Protesters target BP art prize ceremony
LONDON (AP):
Environmental protesters demonstrated Tuesday outside a BP PLC-sponsored art awards ceremony, as a senior executive said the company deeply regretted the human and environmental tragedy caused by its huge Gulf of Mexico oil spill.
About a dozen demonstrators sporting white coveralls and surgical face masks and dubbing themselves the "Greenwash Guerrillas" distributed leaflets outside London's National Portrait Gallery, where the £25,000 BP Portrait Award was being handed out.
Inside, Iain Conn, the company's chief executive for refining and marketing, said the awards ceremony "comes at a very, very difficult time for BP".
"We are dealing with a tragedy both human and environmental," he said.
He said the disaster was something "we regret very deeply" and vowed BP would make changes so that it never happened again.

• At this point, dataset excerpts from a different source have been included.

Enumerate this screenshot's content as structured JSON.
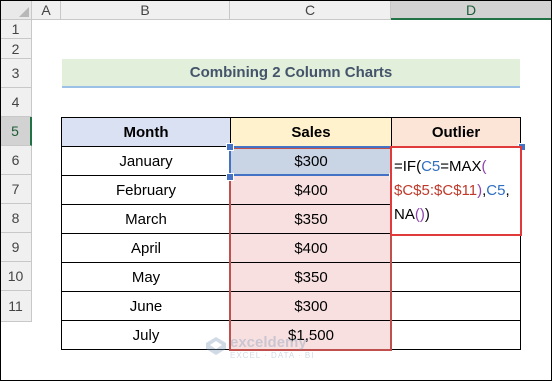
{
  "column_headers": [
    "A",
    "B",
    "C",
    "D"
  ],
  "row_headers": [
    "1",
    "2",
    "3",
    "4",
    "5",
    "6",
    "7",
    "8",
    "9",
    "10",
    "11"
  ],
  "selected_column": "D",
  "selected_row": "5",
  "title": "Combining 2 Column Charts",
  "table": {
    "headers": [
      "Month",
      "Sales",
      "Outlier"
    ],
    "rows": [
      {
        "month": "January",
        "sales": "$300"
      },
      {
        "month": "February",
        "sales": "$400"
      },
      {
        "month": "March",
        "sales": "$350"
      },
      {
        "month": "April",
        "sales": "$400"
      },
      {
        "month": "May",
        "sales": "$350"
      },
      {
        "month": "June",
        "sales": "$300"
      },
      {
        "month": "July",
        "sales": "$1,500"
      }
    ]
  },
  "formula_tokens": [
    {
      "text": "=IF(",
      "kind": "black"
    },
    {
      "text": "C5",
      "kind": "blue"
    },
    {
      "text": "=MAX",
      "kind": "black"
    },
    {
      "text": "(",
      "kind": "purple"
    },
    {
      "text": "\n$C$5:$C$11",
      "kind": "red"
    },
    {
      "text": ")",
      "kind": "purple"
    },
    {
      "text": ",",
      "kind": "black"
    },
    {
      "text": "C5",
      "kind": "blue"
    },
    {
      "text": ",\nNA",
      "kind": "black"
    },
    {
      "text": "()",
      "kind": "purple"
    },
    {
      "text": ")",
      "kind": "black"
    }
  ],
  "watermark": {
    "brand": "exceldemy",
    "tagline": "EXCEL · DATA · BI"
  },
  "colors": {
    "month_header_bg": "#d9e1f2",
    "sales_header_bg": "#fff2cc",
    "outlier_header_bg": "#fce4d6",
    "sales_cell_bg": "#f8e0e0",
    "active_cell_bg": "#c9d4e4",
    "title_bg": "#e2efda",
    "range_border": "#c0504d",
    "active_border": "#4472c4"
  }
}
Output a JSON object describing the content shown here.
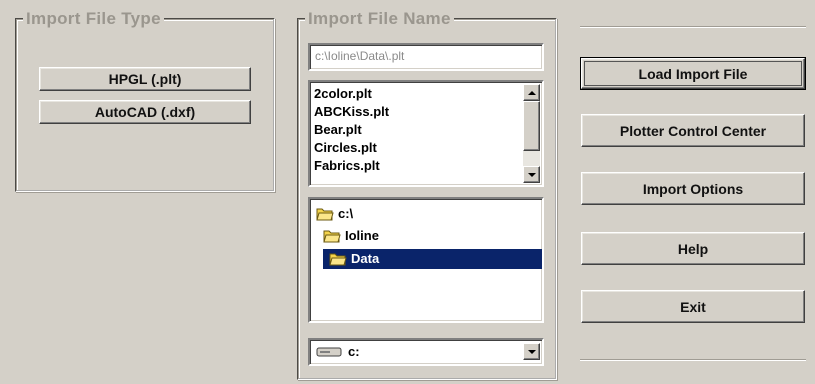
{
  "import_file_type": {
    "title": "Import File Type",
    "buttons": [
      "HPGL (.plt)",
      "AutoCAD (.dxf)"
    ]
  },
  "import_file_name": {
    "title": "Import File Name",
    "path_value": "c:\\Ioline\\Data\\.plt",
    "files": [
      "2color.plt",
      "ABCKiss.plt",
      "Bear.plt",
      "Circles.plt",
      "Fabrics.plt"
    ],
    "directories": [
      {
        "label": "c:\\",
        "icon": "open-folder-icon"
      },
      {
        "label": "Ioline",
        "icon": "open-folder-icon"
      },
      {
        "label": "Data",
        "icon": "open-folder-icon",
        "selected": true
      }
    ],
    "drive": "c:"
  },
  "actions": {
    "load": "Load Import File",
    "plotter": "Plotter Control Center",
    "options": "Import Options",
    "help": "Help",
    "exit": "Exit"
  },
  "colors": {
    "face": "#d4d0c8",
    "selection": "#0a246a",
    "folder": "#f4d44c"
  }
}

The prize, open to artists of any nationality and sponsored by BP for more than 20 years, was won by 63-year-old English painter Daphne Todd for a portrait of her 100-year-old mother's corpse on her deathbed.
Todd said BP's support for the arts was "fantastic."
"I know they haven't had a good press, they've had a bad press," she said. "But they have been philanthropic, and where else is that money going to come from?"
But as millions of gallons of oil gush into the waters of the Gulf, protesters are intensifying their calls for arts bodies to stop taking money from BP because of the environmental and economic devastation it has caused.